A significant opinion concerning computer security was one of those the U.S. Supreme
Court issued during its end-of-term flurry this year. Employers and others who permit computer access to sensitive information for business or other defined purposes may want to take note of the ruling, Van Buren v. United States.
Spoiler alert: The opinion undercuts use of the Computer Fraud and Abuse Act of 1986 (“CFAA”) to obtain federal jurisdiction in employer-employee disputes. (As a practical matter, however, the Defend Trade Secrets Act of 2016 had already filled the gap for many circumstances). …
The critical question before the Supreme Court in Van Buren was how to interpret the phrase exceeds authorized access” in the statute, which provides for criminal penalties and/or a private right of action against someone who “intentionally accesses a computer without authorization or exceeds authorized access” and thereby causes damage.
Petitioner Nathan Van Buren was a police sergeant in Cumming, Georgia, who used his valid credentials to access the patrol car computer, and, from that computer, the law enforcement database maintained by the Georgia Crime Information Center (“GCIC”), in order to obtain information about a license plate. Van Buren was led to believe that the license plate belonged to a woman in whom an acquaintance of his was romantically interested, and that the acquaintance would pay him about $5,000 to check the license plate information.
There was no dispute that Van Buren was authorized to access both the computer and the database involved, and there was also no dispute that he sought the license plate information for an improper purpose, outside his job duties; that is, to find out, on behalf of another individual and for his own personal gain, whether the owner of the license plate was an undercover police officer.

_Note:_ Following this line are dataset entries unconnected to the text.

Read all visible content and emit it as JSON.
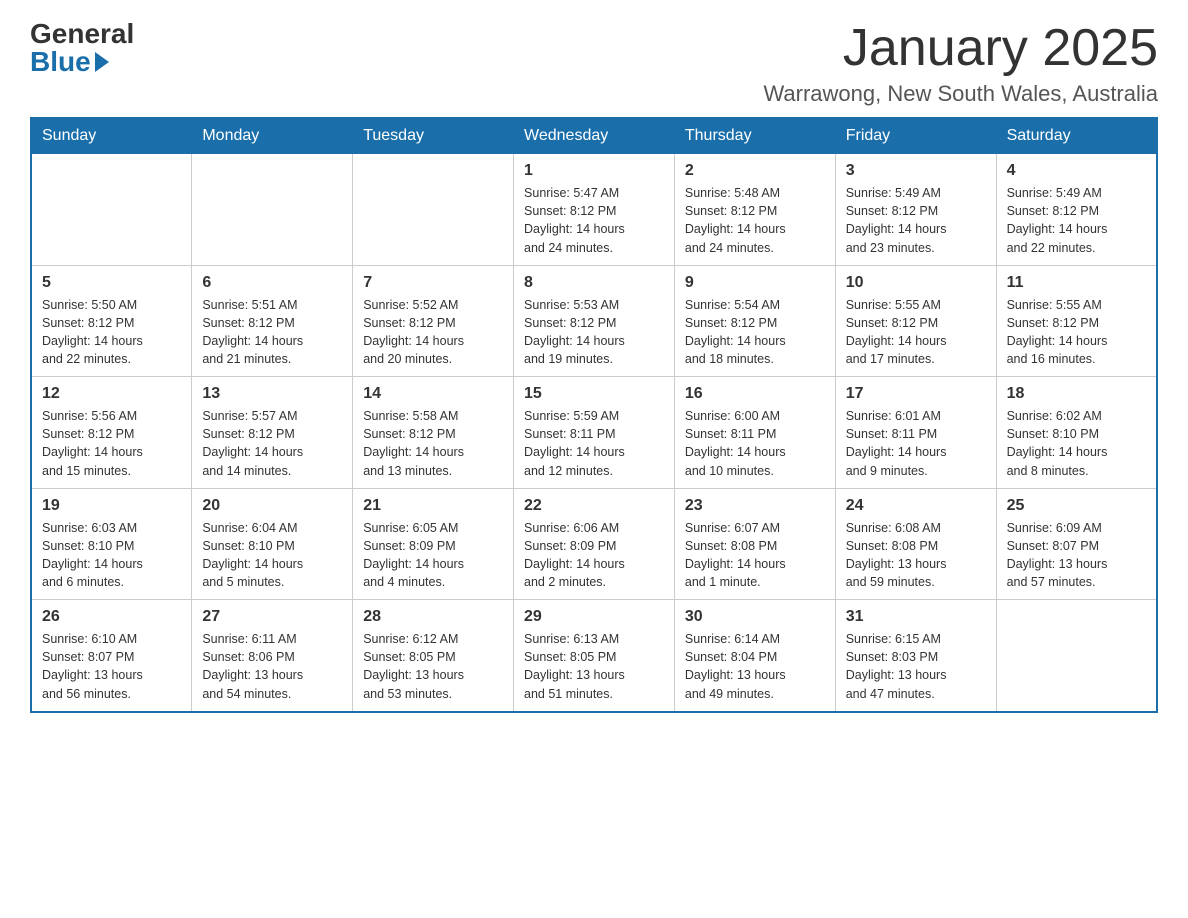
{
  "header": {
    "logo_line1": "General",
    "logo_line2": "Blue",
    "title": "January 2025",
    "subtitle": "Warrawong, New South Wales, Australia"
  },
  "calendar": {
    "days_of_week": [
      "Sunday",
      "Monday",
      "Tuesday",
      "Wednesday",
      "Thursday",
      "Friday",
      "Saturday"
    ],
    "weeks": [
      {
        "days": [
          {
            "number": "",
            "info": ""
          },
          {
            "number": "",
            "info": ""
          },
          {
            "number": "",
            "info": ""
          },
          {
            "number": "1",
            "info": "Sunrise: 5:47 AM\nSunset: 8:12 PM\nDaylight: 14 hours\nand 24 minutes."
          },
          {
            "number": "2",
            "info": "Sunrise: 5:48 AM\nSunset: 8:12 PM\nDaylight: 14 hours\nand 24 minutes."
          },
          {
            "number": "3",
            "info": "Sunrise: 5:49 AM\nSunset: 8:12 PM\nDaylight: 14 hours\nand 23 minutes."
          },
          {
            "number": "4",
            "info": "Sunrise: 5:49 AM\nSunset: 8:12 PM\nDaylight: 14 hours\nand 22 minutes."
          }
        ]
      },
      {
        "days": [
          {
            "number": "5",
            "info": "Sunrise: 5:50 AM\nSunset: 8:12 PM\nDaylight: 14 hours\nand 22 minutes."
          },
          {
            "number": "6",
            "info": "Sunrise: 5:51 AM\nSunset: 8:12 PM\nDaylight: 14 hours\nand 21 minutes."
          },
          {
            "number": "7",
            "info": "Sunrise: 5:52 AM\nSunset: 8:12 PM\nDaylight: 14 hours\nand 20 minutes."
          },
          {
            "number": "8",
            "info": "Sunrise: 5:53 AM\nSunset: 8:12 PM\nDaylight: 14 hours\nand 19 minutes."
          },
          {
            "number": "9",
            "info": "Sunrise: 5:54 AM\nSunset: 8:12 PM\nDaylight: 14 hours\nand 18 minutes."
          },
          {
            "number": "10",
            "info": "Sunrise: 5:55 AM\nSunset: 8:12 PM\nDaylight: 14 hours\nand 17 minutes."
          },
          {
            "number": "11",
            "info": "Sunrise: 5:55 AM\nSunset: 8:12 PM\nDaylight: 14 hours\nand 16 minutes."
          }
        ]
      },
      {
        "days": [
          {
            "number": "12",
            "info": "Sunrise: 5:56 AM\nSunset: 8:12 PM\nDaylight: 14 hours\nand 15 minutes."
          },
          {
            "number": "13",
            "info": "Sunrise: 5:57 AM\nSunset: 8:12 PM\nDaylight: 14 hours\nand 14 minutes."
          },
          {
            "number": "14",
            "info": "Sunrise: 5:58 AM\nSunset: 8:12 PM\nDaylight: 14 hours\nand 13 minutes."
          },
          {
            "number": "15",
            "info": "Sunrise: 5:59 AM\nSunset: 8:11 PM\nDaylight: 14 hours\nand 12 minutes."
          },
          {
            "number": "16",
            "info": "Sunrise: 6:00 AM\nSunset: 8:11 PM\nDaylight: 14 hours\nand 10 minutes."
          },
          {
            "number": "17",
            "info": "Sunrise: 6:01 AM\nSunset: 8:11 PM\nDaylight: 14 hours\nand 9 minutes."
          },
          {
            "number": "18",
            "info": "Sunrise: 6:02 AM\nSunset: 8:10 PM\nDaylight: 14 hours\nand 8 minutes."
          }
        ]
      },
      {
        "days": [
          {
            "number": "19",
            "info": "Sunrise: 6:03 AM\nSunset: 8:10 PM\nDaylight: 14 hours\nand 6 minutes."
          },
          {
            "number": "20",
            "info": "Sunrise: 6:04 AM\nSunset: 8:10 PM\nDaylight: 14 hours\nand 5 minutes."
          },
          {
            "number": "21",
            "info": "Sunrise: 6:05 AM\nSunset: 8:09 PM\nDaylight: 14 hours\nand 4 minutes."
          },
          {
            "number": "22",
            "info": "Sunrise: 6:06 AM\nSunset: 8:09 PM\nDaylight: 14 hours\nand 2 minutes."
          },
          {
            "number": "23",
            "info": "Sunrise: 6:07 AM\nSunset: 8:08 PM\nDaylight: 14 hours\nand 1 minute."
          },
          {
            "number": "24",
            "info": "Sunrise: 6:08 AM\nSunset: 8:08 PM\nDaylight: 13 hours\nand 59 minutes."
          },
          {
            "number": "25",
            "info": "Sunrise: 6:09 AM\nSunset: 8:07 PM\nDaylight: 13 hours\nand 57 minutes."
          }
        ]
      },
      {
        "days": [
          {
            "number": "26",
            "info": "Sunrise: 6:10 AM\nSunset: 8:07 PM\nDaylight: 13 hours\nand 56 minutes."
          },
          {
            "number": "27",
            "info": "Sunrise: 6:11 AM\nSunset: 8:06 PM\nDaylight: 13 hours\nand 54 minutes."
          },
          {
            "number": "28",
            "info": "Sunrise: 6:12 AM\nSunset: 8:05 PM\nDaylight: 13 hours\nand 53 minutes."
          },
          {
            "number": "29",
            "info": "Sunrise: 6:13 AM\nSunset: 8:05 PM\nDaylight: 13 hours\nand 51 minutes."
          },
          {
            "number": "30",
            "info": "Sunrise: 6:14 AM\nSunset: 8:04 PM\nDaylight: 13 hours\nand 49 minutes."
          },
          {
            "number": "31",
            "info": "Sunrise: 6:15 AM\nSunset: 8:03 PM\nDaylight: 13 hours\nand 47 minutes."
          },
          {
            "number": "",
            "info": ""
          }
        ]
      }
    ]
  }
}
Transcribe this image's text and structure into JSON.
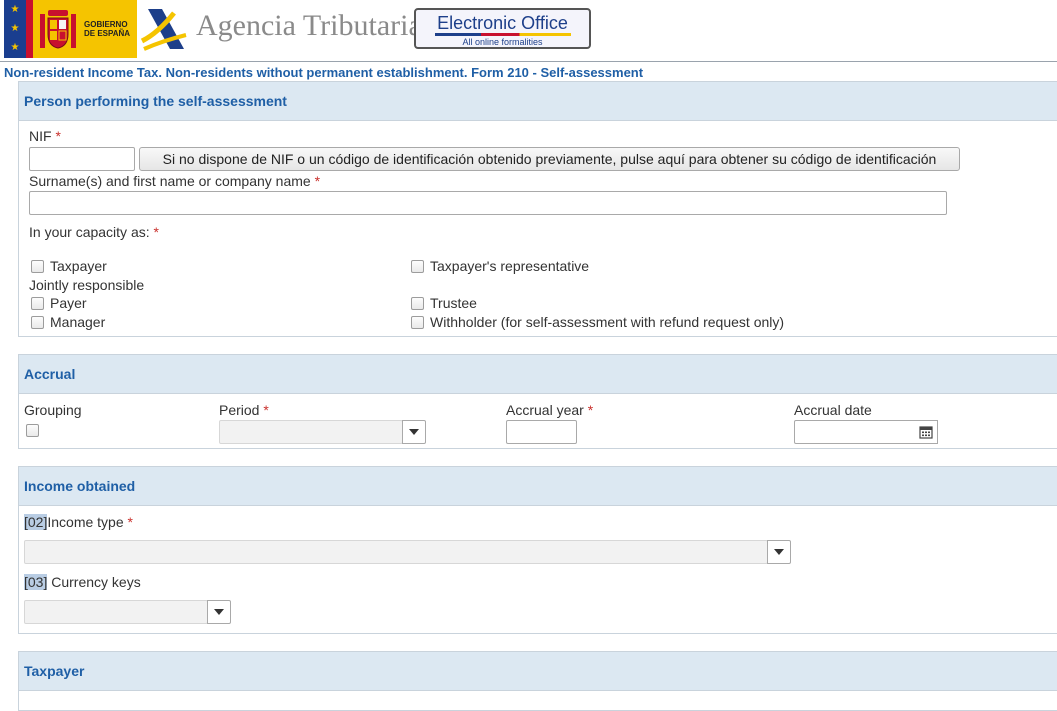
{
  "header": {
    "gov_text_line1": "GOBIERNO",
    "gov_text_line2": "DE ESPAÑA",
    "agency_name": "Agencia Tributaria",
    "eoffice_title": "Electronic Office",
    "eoffice_subtitle": "All online formalities"
  },
  "page_title": "Non-resident Income Tax. Non-residents without permanent establishment. Form 210 - Self-assessment",
  "person_section": {
    "title": "Person performing the self-assessment",
    "nif_label": "NIF",
    "nif_value": "",
    "nif_button": "Si no dispone de NIF o un código de identificación obtenido previamente, pulse aquí para obtener su código de identificación",
    "name_label": "Surname(s) and first name or company name",
    "name_value": "",
    "capacity_label": "In your capacity as:",
    "taxpayer": "Taxpayer",
    "representative": "Taxpayer's representative",
    "jointly_responsible": "Jointly responsible",
    "payer": "Payer",
    "trustee": "Trustee",
    "manager": "Manager",
    "withholder": "Withholder (for self-assessment with refund request only)"
  },
  "accrual_section": {
    "title": "Accrual",
    "grouping_label": "Grouping",
    "period_label": "Period",
    "period_value": "",
    "year_label": "Accrual year",
    "year_value": "",
    "date_label": "Accrual date",
    "date_value": ""
  },
  "income_section": {
    "title": "Income obtained",
    "income_type_code": "[02]",
    "income_type_label": "Income type",
    "currency_code": "[03]",
    "currency_label": " Currency keys"
  },
  "taxpayer_section": {
    "title": "Taxpayer"
  },
  "required_marker": "*",
  "colors": {
    "accent": "#1f5fa6",
    "panel_header_bg": "#dce8f2",
    "required": "#c9302c"
  },
  "icons": {
    "calendar": "calendar-icon",
    "dropdown": "chevron-down-icon"
  }
}
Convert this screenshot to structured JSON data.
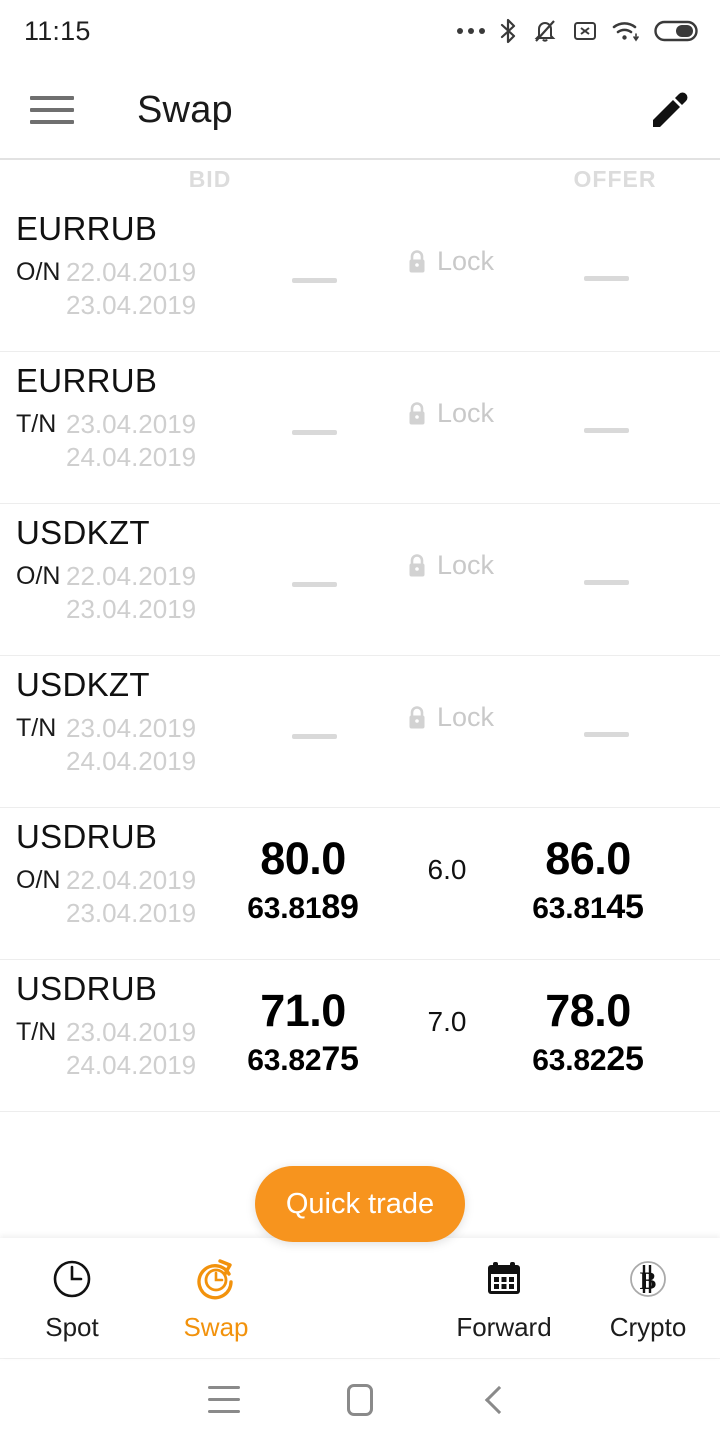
{
  "status_bar": {
    "time": "11:15",
    "icons": [
      "more-dots-icon",
      "bluetooth-icon",
      "bell-muted-icon",
      "sim-card-x-icon",
      "wifi-icon",
      "battery-icon"
    ]
  },
  "app_bar": {
    "menu_icon": "hamburger-menu-icon",
    "title": "Swap",
    "edit_icon": "pencil-edit-icon"
  },
  "columns": {
    "bid": "BID",
    "offer": "OFFER"
  },
  "lock": {
    "label": "Lock",
    "icon": "padlock-icon"
  },
  "empty_value": "—",
  "rows": [
    {
      "pair": "EURRUB",
      "tenor": "O/N",
      "date_from": "22.04.2019",
      "date_to": "23.04.2019",
      "has_quote": false,
      "locked": true,
      "bid_points": "",
      "bid_rate_base": "",
      "bid_rate_pips": "",
      "spread": "",
      "offer_points": "",
      "offer_rate_base": "",
      "offer_rate_pips": ""
    },
    {
      "pair": "EURRUB",
      "tenor": "T/N",
      "date_from": "23.04.2019",
      "date_to": "24.04.2019",
      "has_quote": false,
      "locked": true,
      "bid_points": "",
      "bid_rate_base": "",
      "bid_rate_pips": "",
      "spread": "",
      "offer_points": "",
      "offer_rate_base": "",
      "offer_rate_pips": ""
    },
    {
      "pair": "USDKZT",
      "tenor": "O/N",
      "date_from": "22.04.2019",
      "date_to": "23.04.2019",
      "has_quote": false,
      "locked": true,
      "bid_points": "",
      "bid_rate_base": "",
      "bid_rate_pips": "",
      "spread": "",
      "offer_points": "",
      "offer_rate_base": "",
      "offer_rate_pips": ""
    },
    {
      "pair": "USDKZT",
      "tenor": "T/N",
      "date_from": "23.04.2019",
      "date_to": "24.04.2019",
      "has_quote": false,
      "locked": true,
      "bid_points": "",
      "bid_rate_base": "",
      "bid_rate_pips": "",
      "spread": "",
      "offer_points": "",
      "offer_rate_base": "",
      "offer_rate_pips": ""
    },
    {
      "pair": "USDRUB",
      "tenor": "O/N",
      "date_from": "22.04.2019",
      "date_to": "23.04.2019",
      "has_quote": true,
      "locked": false,
      "bid_points": "80.0",
      "bid_rate_base": "63.81",
      "bid_rate_pips": "89",
      "spread": "6.0",
      "offer_points": "86.0",
      "offer_rate_base": "63.81",
      "offer_rate_pips": "45"
    },
    {
      "pair": "USDRUB",
      "tenor": "T/N",
      "date_from": "23.04.2019",
      "date_to": "24.04.2019",
      "has_quote": true,
      "locked": false,
      "bid_points": "71.0",
      "bid_rate_base": "63.82",
      "bid_rate_pips": "75",
      "spread": "7.0",
      "offer_points": "78.0",
      "offer_rate_base": "63.82",
      "offer_rate_pips": "25"
    }
  ],
  "quick_trade": {
    "label": "Quick trade",
    "color": "#F7941E"
  },
  "bottom_nav": {
    "active": "Swap",
    "accent_color": "#F2920C",
    "items": [
      {
        "label": "Spot",
        "icon": "clock-icon"
      },
      {
        "label": "Swap",
        "icon": "clock-refresh-icon"
      },
      {
        "label": "Forward",
        "icon": "calendar-icon"
      },
      {
        "label": "Crypto",
        "icon": "bitcoin-icon"
      }
    ]
  },
  "system_nav": {
    "recents": "recents-icon",
    "home": "home-icon",
    "back": "back-icon"
  }
}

Van Buren was charged with and convicted of various offenses, including violation of the CFAA, and sentenced to 18 months in prison.
The Circuit Court Decision
Van Buren appealed the CFAA conviction, arguing, inter alia, that he did not “exceed  authorized access” because he was authorized to access the GCIC database, even if he violated department and other policies by searching the database for personal gain rather than police business. The Eleventh Circuit affirmed the conviction, based on its precedent adhering to the broader interpretation of “exceeds authorized access” – that is, as prohibiting an individual from using his or her authorized access to databases or computer folders for purposes that are not authorized.
The circuits had split on whether that interpretation or the narrower view, whereby the CFAA is only violated if the user is not authorized to access the database or computer folder in the first place, was right.